I’m not yet sure if it’s new motherhood specifically or motherhood as a continual journey that finds us at the point of needing to protect ourselves, spiritually, physically, and emotionally, from the struggles of the demands of life that pulls at all angles, but I can tell you that so far in my 9 months of being a mother, I have found this to be evident.
I almost have to argue with myself, to protect me from running myself ragged.
Whether that is giving myself some slack for not having the dishes or laundry done, encouraging myself to eat more, start exercising, or to set aside the time to pray and be alone, I seemingly have to protect myself from me and the world that constantly pulls from every direction, including online pretenses.
Go away, Pinterest-perfect, absolute shams and façades of a perfect life, Facebook and Instagram posts I see from my friends.

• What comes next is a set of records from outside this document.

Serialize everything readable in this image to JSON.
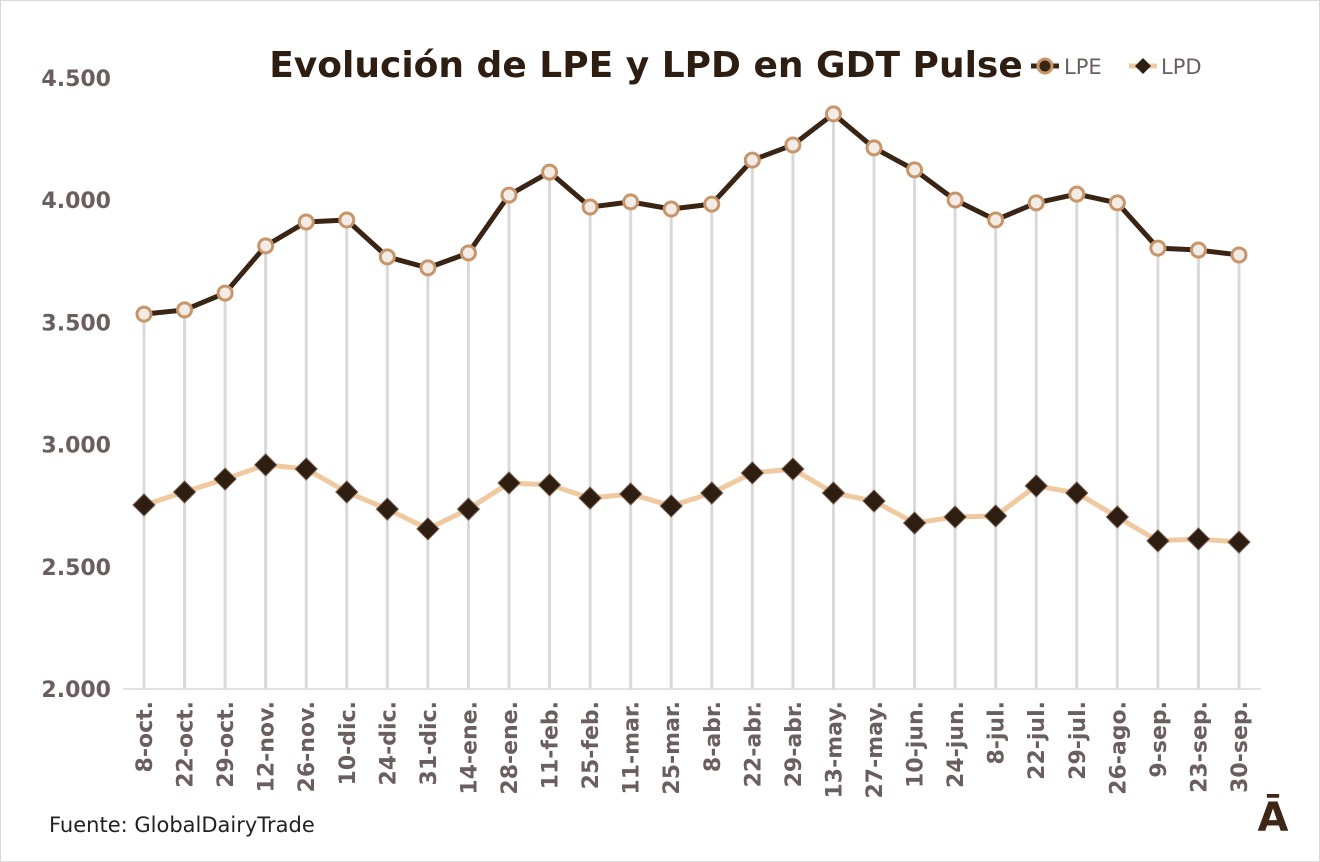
{
  "chart_data": {
    "type": "line",
    "title": "Evolución de LPE y LPD en GDT Pulse",
    "xlabel": "",
    "ylabel": "",
    "ylim": [
      2000,
      4500
    ],
    "yticks": [
      "2.000",
      "2.500",
      "3.000",
      "3.500",
      "4.000",
      "4.500"
    ],
    "ytick_values": [
      2000,
      2500,
      3000,
      3500,
      4000,
      4500
    ],
    "grid": false,
    "legend_position": "top-right",
    "categories": [
      "8-oct.",
      "22-oct.",
      "29-oct.",
      "12-nov.",
      "26-nov.",
      "10-dic.",
      "24-dic.",
      "31-dic.",
      "14-ene.",
      "28-ene.",
      "11-feb.",
      "25-feb.",
      "11-mar.",
      "25-mar.",
      "8-abr.",
      "22-abr.",
      "29-abr.",
      "13-may.",
      "27-may.",
      "10-jun.",
      "24-jun.",
      "8-jul.",
      "22-jul.",
      "29-jul.",
      "26-ago.",
      "9-sep.",
      "23-sep.",
      "30-sep."
    ],
    "series": [
      {
        "name": "LPE",
        "color": "#3a2515",
        "marker_color": "#c8956a",
        "values": [
          3534,
          3551,
          3620,
          3813,
          3911,
          3919,
          3768,
          3723,
          3784,
          4021,
          4115,
          3972,
          3993,
          3964,
          3984,
          4164,
          4226,
          4353,
          4214,
          4124,
          4001,
          3919,
          3989,
          4025,
          3989,
          3804,
          3796,
          3776
        ]
      },
      {
        "name": "LPD",
        "color": "#f0c9a0",
        "marker_color": "#2e1e12",
        "values": [
          2753,
          2806,
          2859,
          2917,
          2900,
          2806,
          2736,
          2655,
          2736,
          2843,
          2835,
          2781,
          2798,
          2749,
          2802,
          2884,
          2900,
          2802,
          2769,
          2679,
          2704,
          2708,
          2831,
          2802,
          2704,
          2606,
          2614,
          2601
        ]
      }
    ]
  },
  "source": "Fuente: GlobalDairyTrade",
  "logo": "Ā"
}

I KNOW you also are struggling.
I have seen where you live and have met your family – and things are not always what they appear.
I see through your perfect photos and filters and I refuse to try to hold myself to an unachievable pinnacle of Stepford Wives domestic perfection.
What is a magazine-worthy home, with children addicted to phones and iPad’s, a commonly absent spouse to support the cost, and an anxiety-ridden mother run ragged trying to keep up with the next issue’s subliminal pressure of perfection anyway?
I see the photo of your combination Hello Fresh/ Papered Chef/ Le Crusét meal in your beautiful kitchen… But I know you’re eating alone at your counter with dishes in your sink, tracking the likes and comments on Facebook, while your children eat on TV trays or not at all. (And that’s okay, because we’re all in the same broken world just trying to make it.)
I love Jesus, but I cuss a little.
I love eating, but I hate cooking. (or rather planning to cook)
I’ll wear makeup, but have 3-day-old-hair.
I love my little family, but I am also tired.
I love people, but the general public can be taxing on a soul.
Every extrovert needs their re-charge time – and I have to protect me, from me! So help a mama out and be real. We can share in the joy and beauty of life – but also addressing the mundane and relatable struggles we all face are imperative to our friendships and relationships. Whether we see it or not, our social media presence is a form of camaraderie and fellowship. Take away the smoke and mirrors sometimes and be real, for the sake of the tired mama’s out there at least.